Team project for Georgia Tech Masters in Analytics, Spring 2022 - CSE 6242: Data & Visual Analytics
Citi Bike is a bike sharing service in New York City with over 24,500 bikes and 1,500 bike stations. Project goal is to provide holistic insights and visualizations for Citi Bike trends and factors impacting ridership behavior to empower city and transit planning
This github repository contains the code for data pipeline, visualization, and website generation
Team Members:
- Kevin Schneider
- Roshni Mahtani
- Stephanie Chueh
- Brent Brewington
Data is ingested into BigQuery via automation within GitHub Actions connected to this repo. Details in file: citibike_trip_history.yml, and Actions executions can be viewed in "Actions" tab in this repo
The approach with BigQuery data in this project is "ELT", or "Extract, Load, Transform":
- Extract & Load
- Weather Data: manually sourced from Weather Underground; loaded into BigQuery
- Neighborhood Attributes (a.k.a. "GEO"): manually sourced from raw Citibike Trip Data, cleaned, and aggregated to neighborhood; loaded into BigQuery
- Citibike Trip Data: raw data extracted from AWS bucket tripdata via /src/copy_aws_to_gcs.py (executed in github action with command line arguments: citibike_trip_history.yml) - lands in staging dataset in BigQuery
- Transform
- Once raw data staged in BigQuery, the tool "dbt" in folder /citibike_dbt orchestrates a sequence of queries going from raw data to intermediate tables, and outputting final clean tables at defined granularities. There are also some data cleaning rules and assumptions built in via tests in this step.
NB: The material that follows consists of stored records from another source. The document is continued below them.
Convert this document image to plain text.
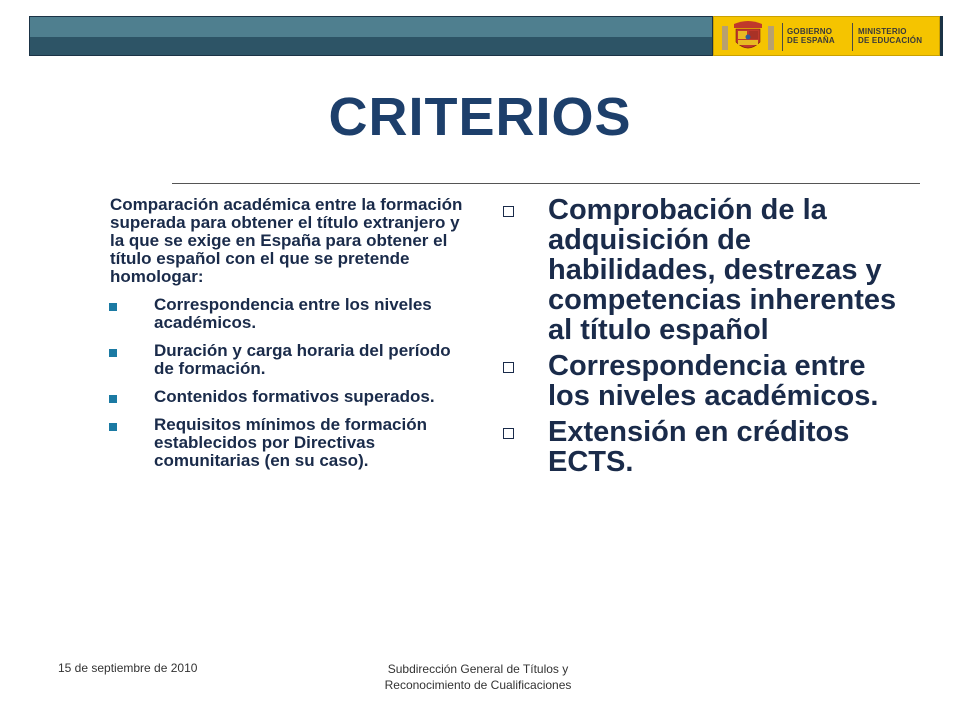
GOBIERNO
DE ESPAÑA
MINISTERIO
DE EDUCACIÓN
CRITERIOS

Comparación académica entre la formación superada para obtener el título extranjero y la que se exige en España para obtener el título español con el que se pretende homologar:

Correspondencia entre los niveles académicos.
Duración y carga horaria del período de formación.
Contenidos formativos superados.
Requisitos mínimos de formación establecidos por Directivas comunitarias (en su caso).
Comprobación de la adquisición de habilidades, destrezas y competencias inherentes al título español
Correspondencia entre los niveles académicos.
Extensión en créditos ECTS.
15 de septiembre de 2010	Subdirección General de Títulos y
Reconocimiento de Cualificaciones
- dbt project documentation is published here: https://bbrewington.github.io/gatech-cse6242-citibike/dbt_docs.html
-
Weather Analysis Notebooks
- src/WeatherAnalysis_LinearRegression_R_Final.ipynb: Analysis document walking through steps to predict weather impact on ridership via Linear Regression
- src/WeatherAnalysis_RandomForest_Python_Final.ipynb: Analysis document walking through steps to predict weather impact on ridership via Random Forest
-
Analysis files used in website
- src/visualizations/choropleth_by_year.py: creates map of ridership by zip by year (year drop-down selection)
- src/visualizations/choropleth_timeofday.py: creates map of ridership by zip by time of day (time of day drop-down selection)
- src/visualizations/stations_and_total_rides_scatterplot.py: creates animated scatterplot showing rides by neighborhood by year
- src/visualizations/weather_factors_impact.py: creates bar plots exploring how weather factors impact ridership (weather factor selection via drop-down)
-
Other Python files
- src/copy_aws_to_gcs.py: This is the script that orchestrates getting the data from AWS and staging in GCS
- src/dbt_utility.py: Python code to be run manually as described below in appendix
- src/gcs_to_gbq.py: Python code to load staged GCS data into BigQuery staging dataset (which is referenced by dbt)
Add these credentials to {repo_url}/settings/secrets/actions:
- AWS API Credentials
AWS_ACCESS_KEY
AWS_SECRET_ACCESS_KEY
- Google Cloud service account JSON key
GCP_CREDENTIALS
-
cd into
/citibike_dbt
-
update & test dbt model, and update docs:
dbt run dbt test dbt docs generate
This will output file:
/citibike_dbt/target/index.html
which is intended to be viewed interactively after runningdbt docs serve
, but this doesn't work well with github pages, so we use the next step to generate a compatible static page -
cd into root dir; run
python3 src/dbt_utility.py